Now OpenOCD runs and waits for connection.

Dumping flash using JTAG

As OpenOCD reported, it listening on port 4444 for telnet connection. Let’s switch to another terminal; after  installing telnet and connecting to our device using following commands:

sudo apt install telnet

telnet localhost 4444

 We should see:

Trying ::1...
Connection failed: Connection refused
Trying 127.0.0.1...
Connected to localhost.
Escape character is '^]'.
Open On-Chip Debugger
> 

We are in! Now we can  play with the router - check available commands with help (there are a lot more possibilities than using UART).
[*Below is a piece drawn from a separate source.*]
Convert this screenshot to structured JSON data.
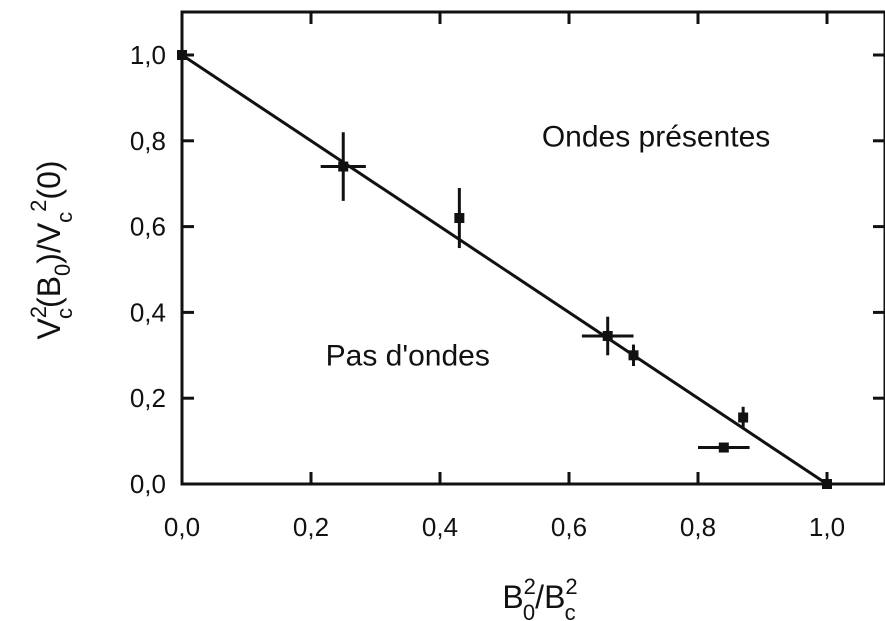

To dump flash content (without custom script with error handling as we did in the chapter 1) type: 

> halt
> dump_image full_flash.bin 0xbf000000 0x800000

And after around 40 minutes binary file is on the disk.

This configuration leverages the RP1's GPIO interface despite its performance limitations, providing a functional open-source alternative to commercial JTAG debuggers. The GPIO mapping reflects physical constraints of the Pi 5's revised layout compared to earlier models.